The IO monad implements a user-space scheduler which provides this layer of abstraction. Each fiber is made up of a sequence of actions, where each action is either synchronous (delay) or asynchronous (async). Synchronous actions are defined using values of type () => A (where A is the result), while asynchronous actions are defined using callback registrations of type (Either[Throwable, A] => Unit) => Unit (where A is the result). These asynchronous actions are the most interesting part.
A synchronous action runs to completion (producing an A) and cannot be controlled by IO. Once you start a synchronous action (by calling the function of type () => A), you cannot reassert control until the value (A) is returned to you. This is quite different from an asynchronous action, where you request that some activity is started and register a callback which will be invoked when that activity is complete. In such a model, control is returned back to the runtime (IO) as soon as the process of starting the activity is complete. Think of this like the difference between Thread#start() and Runnable#run().

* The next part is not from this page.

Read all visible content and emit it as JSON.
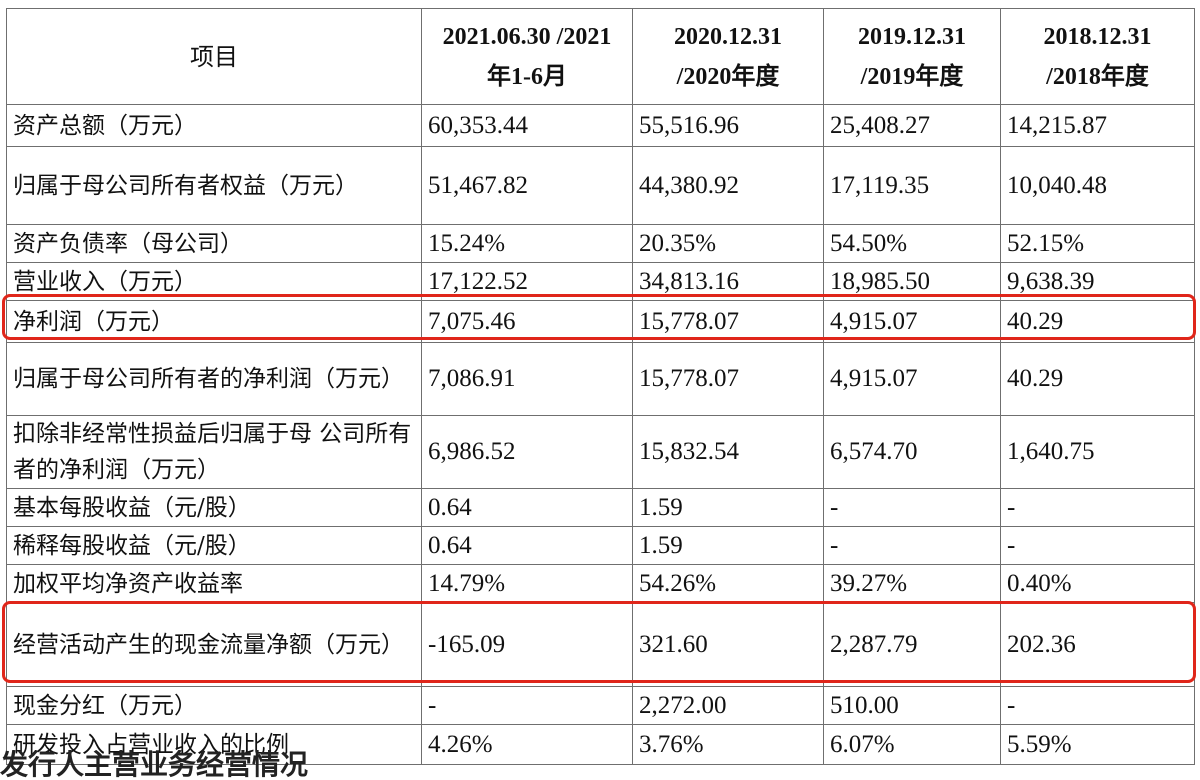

Most things within the IO runtime are modeled in terms of callbacks. This modeling gives the IO runtime full control over how dependent sequences of callbacks can be scheduled and run on the underlying threads. Thus, IO takes care of the details of allocating and assigning kernel threads. Fibers are scheduled on these carrier threads for a period of time, until they either yield their control entirely (such as when making a network call) or when the runtime decides that the fiber has been running for too long and the others need a turn (in the case of auto-yielding).

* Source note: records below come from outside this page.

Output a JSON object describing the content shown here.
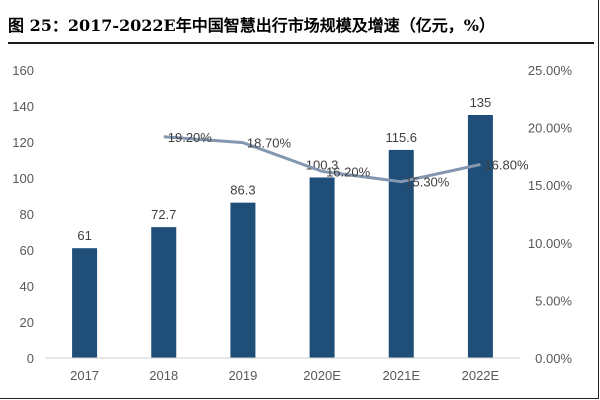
{
  "header": {
    "title": "图 25：2017-2022E年中国智慧出行市场规模及增速（亿元，%）"
  },
  "chart_data": {
    "type": "bar",
    "title": "图 25：2017-2022E年中国智慧出行市场规模及增速（亿元，%）",
    "categories": [
      "2017",
      "2018",
      "2019",
      "2020E",
      "2021E",
      "2022E"
    ],
    "series": [
      {
        "type": "bar",
        "axis": "left",
        "values": [
          61,
          72.7,
          86.3,
          100.3,
          115.6,
          135
        ],
        "labels": [
          "61",
          "72.7",
          "86.3",
          "100.3",
          "115.6",
          "135"
        ],
        "color": "#1f4e79"
      },
      {
        "type": "line",
        "axis": "right",
        "values": [
          null,
          19.2,
          18.7,
          16.2,
          15.3,
          16.8
        ],
        "labels": [
          null,
          "19.20%",
          "18.70%",
          "16.20%",
          "15.30%",
          "16.80%"
        ],
        "color": "#8497b0"
      }
    ],
    "ylim": [
      0,
      160
    ],
    "yticks": [
      "0",
      "20",
      "40",
      "60",
      "80",
      "100",
      "120",
      "140",
      "160"
    ],
    "y2lim": [
      0,
      25
    ],
    "y2ticks": [
      "0.00%",
      "5.00%",
      "10.00%",
      "15.00%",
      "20.00%",
      "25.00%"
    ],
    "grid": false,
    "legend": "none"
  }
}
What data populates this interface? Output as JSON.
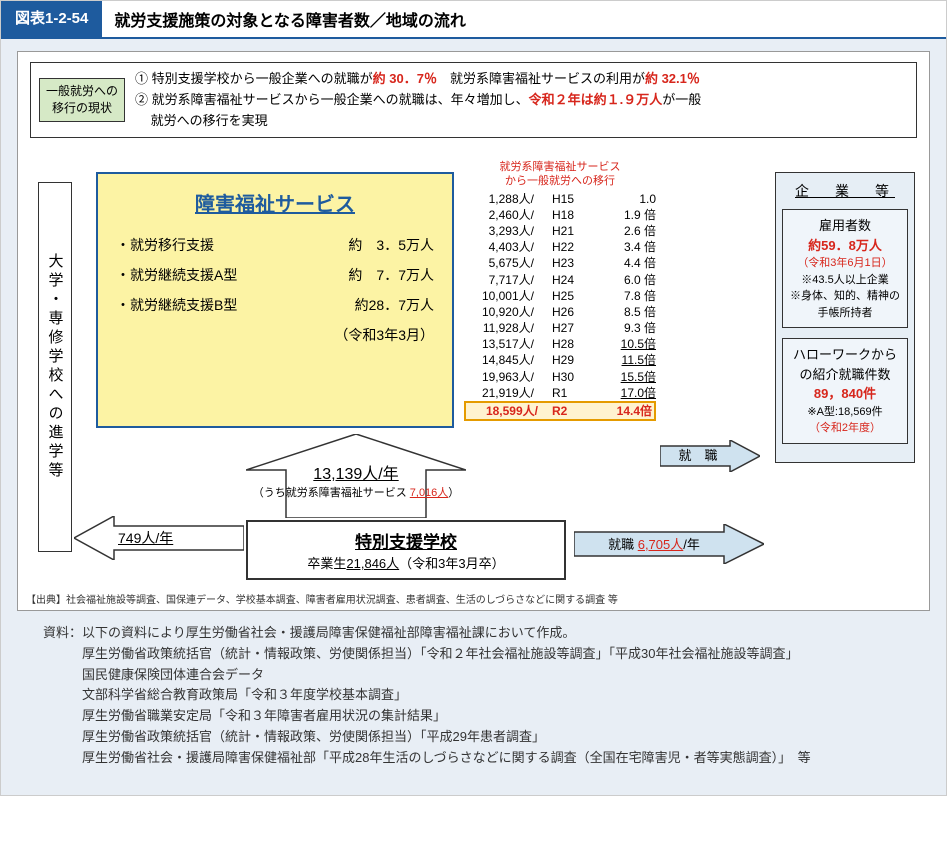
{
  "titlebar": {
    "num": "図表1-2-54",
    "text": "就労支援施策の対象となる障害者数／地域の流れ"
  },
  "topbox": {
    "label_l1": "一般就労への",
    "label_l2": "移行の現状",
    "line1a": "① 特別支援学校から一般企業への就職が",
    "line1b": "約 30．7％",
    "line1c": "　就労系障害福祉サービスの利用が",
    "line1d": "約 32.1％",
    "line2a": "② 就労系障害福祉サービスから一般企業への就職は、年々増加し、",
    "line2b": "令和２年は約１.９万人",
    "line2c": "が一般",
    "line3": "就労への移行を実現"
  },
  "vleft": "大学・専修学校への進学等",
  "yellow": {
    "title": "障害福祉サービス",
    "rows": [
      {
        "l": "・就労移行支援",
        "r": "約　3．5万人"
      },
      {
        "l": "・就労継続支援A型",
        "r": "約　7．7万人"
      },
      {
        "l": "・就労継続支援B型",
        "r": "約28．7万人"
      }
    ],
    "date": "（令和3年3月）"
  },
  "trans": {
    "title_l1": "就労系障害福祉サービス",
    "title_l2": "から一般就労への移行",
    "rows": [
      {
        "p": "1,288人/",
        "y": "H15",
        "m": "1.0"
      },
      {
        "p": "2,460人/",
        "y": "H18",
        "m": "1.9 倍"
      },
      {
        "p": "3,293人/",
        "y": "H21",
        "m": "2.6 倍"
      },
      {
        "p": "4,403人/",
        "y": "H22",
        "m": "3.4 倍"
      },
      {
        "p": "5,675人/",
        "y": "H23",
        "m": "4.4 倍"
      },
      {
        "p": "7,717人/",
        "y": "H24",
        "m": "6.0 倍"
      },
      {
        "p": "10,001人/",
        "y": "H25",
        "m": "7.8 倍"
      },
      {
        "p": "10,920人/",
        "y": "H26",
        "m": "8.5 倍"
      },
      {
        "p": "11,928人/",
        "y": "H27",
        "m": "9.3 倍"
      },
      {
        "p": "13,517人/",
        "y": "H28",
        "m": "10.5倍",
        "u": true
      },
      {
        "p": "14,845人/",
        "y": "H29",
        "m": "11.5倍",
        "u": true
      },
      {
        "p": "19,963人/",
        "y": "H30",
        "m": "15.5倍",
        "u": true
      },
      {
        "p": "21,919人/",
        "y": "R1",
        "m": "17.0倍",
        "u": true
      }
    ],
    "highlight": {
      "p": "18,599人/",
      "y": "R2",
      "m": "14.4倍"
    }
  },
  "company": {
    "title": "企　業　等",
    "box1": {
      "l1": "雇用者数",
      "l2": "約59．8万人",
      "l3": "（令和3年6月1日）",
      "l4": "※43.5人以上企業",
      "l5": "※身体、知的、精神の",
      "l6": "手帳所持者"
    },
    "box2": {
      "l1": "ハローワークから",
      "l2": "の紹介就職件数",
      "l3": "89，840件",
      "l4": "※A型:18,569件",
      "l5": "（令和2年度）"
    }
  },
  "arrows": {
    "shushoku": "就　職",
    "shushoku2a": "就職 ",
    "shushoku2b": "6,705人",
    "shushoku2c": "/年",
    "up_main": "13,139人/年",
    "up_sub_a": "（うち就労系障害福祉サービス ",
    "up_sub_b": "7,016人",
    "up_sub_c": "）",
    "left_out": "749人/年"
  },
  "school": {
    "title": "特別支援学校",
    "sub_a": "卒業生",
    "sub_b": "21,846人",
    "sub_c": "（令和3年3月卒）"
  },
  "cred": "【出典】社会福祉施設等調査、国保連データ、学校基本調査、障害者雇用状況調査、患者調査、生活のしづらさなどに関する調査 等",
  "footer": {
    "intro": "資料：以下の資料により厚生労働省社会・援護局障害保健福祉部障害福祉課において作成。",
    "lines": [
      "厚生労働省政策統括官（統計・情報政策、労使関係担当）「令和２年社会福祉施設等調査」「平成30年社会福祉施設等調査」",
      "国民健康保険団体連合会データ",
      "文部科学省総合教育政策局「令和３年度学校基本調査」",
      "厚生労働省職業安定局「令和３年障害者雇用状況の集計結果」",
      "厚生労働省政策統括官（統計・情報政策、労使関係担当）「平成29年患者調査」",
      "厚生労働省社会・援護局障害保健福祉部「平成28年生活のしづらさなどに関する調査（全国在宅障害児・者等実態調査）」　等"
    ]
  },
  "colors": {
    "blue": "#1e5b9e",
    "red": "#d7261c",
    "yellow": "#fcf3a4",
    "lightblue": "#e6eef5",
    "bg": "#e8eef5"
  }
}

Within the higher-level model of the fiber, users don't need to know or care how many threads are involved in running their program (much less the number of CPUs!). They can simply allocate as many fibers as necessary to conform to their task (e.g. one per HTTP request), and the IO runtime takes care of optimally distributing work over the underlying carrier threads.
As with the kernel and the illusion of blocking a thread, blocking a fiber is also an illusion created by the IO runtime. When a fiber performs some asynchronous action which takes a long time to return (such as a network call), that fiber will be taken off of the carrier thread and some other fiber will be allowed to execute. When the callback is finally invoked (i.e. the network call returns with some value), IO will place the fiber back onto the scheduling queue to be picked up by a carrier thread as soon as one is available.

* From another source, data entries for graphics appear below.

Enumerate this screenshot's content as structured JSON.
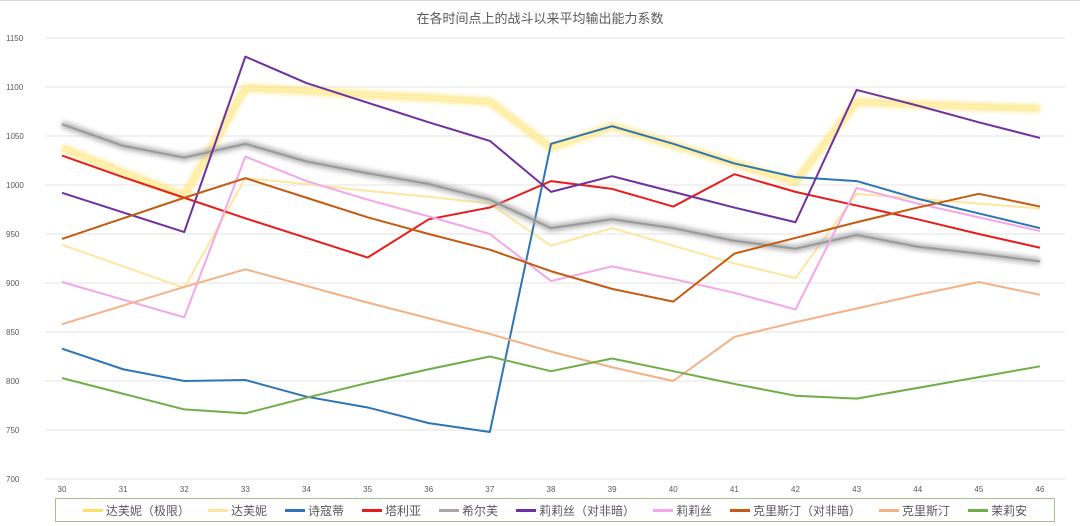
{
  "chart_data": {
    "type": "line",
    "title": "在各时间点上的战斗以来平均输出能力系数",
    "xlabel": "",
    "ylabel": "",
    "x": [
      30,
      31,
      32,
      33,
      34,
      35,
      36,
      37,
      38,
      39,
      40,
      41,
      42,
      43,
      44,
      45,
      46
    ],
    "ylim": [
      700,
      1150
    ],
    "yticks": [
      700,
      750,
      800,
      850,
      900,
      950,
      1000,
      1050,
      1100,
      1150
    ],
    "grid": true,
    "legend": "bottom",
    "series": [
      {
        "name": "达芙妮（极限）",
        "color": "#ffe066",
        "glow": true,
        "values": [
          1038,
          1013,
          989,
          1099,
          1096,
          1092,
          1089,
          1085,
          1038,
          1060,
          1041,
          1022,
          1003,
          1085,
          1082,
          1080,
          1078
        ]
      },
      {
        "name": "达芙妮",
        "color": "#fde6a0",
        "glow": false,
        "values": [
          939,
          917,
          895,
          1007,
          1001,
          994,
          988,
          981,
          938,
          956,
          938,
          920,
          905,
          991,
          986,
          981,
          976
        ]
      },
      {
        "name": "诗寇蒂",
        "color": "#2e75b6",
        "glow": false,
        "values": [
          833,
          812,
          800,
          801,
          784,
          773,
          757,
          748,
          1042,
          1060,
          1042,
          1022,
          1008,
          1004,
          986,
          971,
          956
        ]
      },
      {
        "name": "塔利亚",
        "color": "#e81c1c",
        "glow": false,
        "values": [
          1030,
          1008,
          987,
          966,
          946,
          926,
          965,
          977,
          1004,
          996,
          978,
          1011,
          993,
          979,
          965,
          950,
          936
        ]
      },
      {
        "name": "希尔芙",
        "color": "#a6a6a6",
        "glow": true,
        "values": [
          1062,
          1040,
          1028,
          1042,
          1024,
          1012,
          1001,
          985,
          956,
          965,
          956,
          943,
          935,
          949,
          937,
          930,
          922
        ]
      },
      {
        "name": "莉莉丝（对非暗）",
        "color": "#7030a0",
        "glow": false,
        "values": [
          992,
          972,
          952,
          1131,
          1104,
          1084,
          1064,
          1045,
          993,
          1009,
          993,
          977,
          962,
          1097,
          1081,
          1064,
          1048
        ]
      },
      {
        "name": "莉莉丝",
        "color": "#f4a6e8",
        "glow": false,
        "values": [
          901,
          883,
          865,
          1029,
          1004,
          985,
          968,
          950,
          902,
          917,
          904,
          890,
          873,
          997,
          981,
          967,
          953
        ]
      },
      {
        "name": "克里斯汀（对非暗）",
        "color": "#c55a11",
        "glow": false,
        "values": [
          945,
          966,
          987,
          1007,
          987,
          967,
          950,
          934,
          912,
          894,
          881,
          930,
          946,
          962,
          977,
          991,
          978
        ]
      },
      {
        "name": "克里斯汀",
        "color": "#f4b183",
        "glow": false,
        "values": [
          858,
          877,
          896,
          914,
          897,
          880,
          864,
          848,
          830,
          814,
          800,
          845,
          860,
          874,
          888,
          901,
          888
        ]
      },
      {
        "name": "茉莉安",
        "color": "#70ad47",
        "glow": false,
        "values": [
          803,
          787,
          771,
          767,
          783,
          798,
          812,
          825,
          810,
          823,
          810,
          797,
          785,
          782,
          793,
          804,
          815
        ]
      }
    ]
  }
}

In practice, this is considerably simpler than it seems. Carrier threads simply live within a thread pool, and "placing the fiber back onto the scheduling queue" is usually no more complex than calling the equivalent of calling pool.execute(() => fiber.continue(result)) (where result is the value which was passed to the callback).
Conclusion

The point to all of this abstraction is to smooth out the details of fiddling with electrical potentials and gates all the way up to the point where we can reasonably think about how to properly handle hundreds of thousands of simultaneous network requests, or parallelize over data which has millions of independent units, or coordinate complex state problems without worrying about inefficiency. We can even continue layering further levels of abstraction on top of fibers, such as the sequential streams model provided by libraries like Fs2 and Monix.
The important takeaway is simply this: at each layer of abstraction, sequencing and blocking are illusions created by scheduling within the previous layer. We don't really have to think about this 99% of the time, and that's exactly the point to the abstraction. By accepting the illusion, we are given a programming model which matches our intuitions about how the runtime should behave without imposing impedance mismatch with our problem domain (such as the fact that we are not allowed to have as many threads as we would expect to have HTTP requests in a typical service at scale).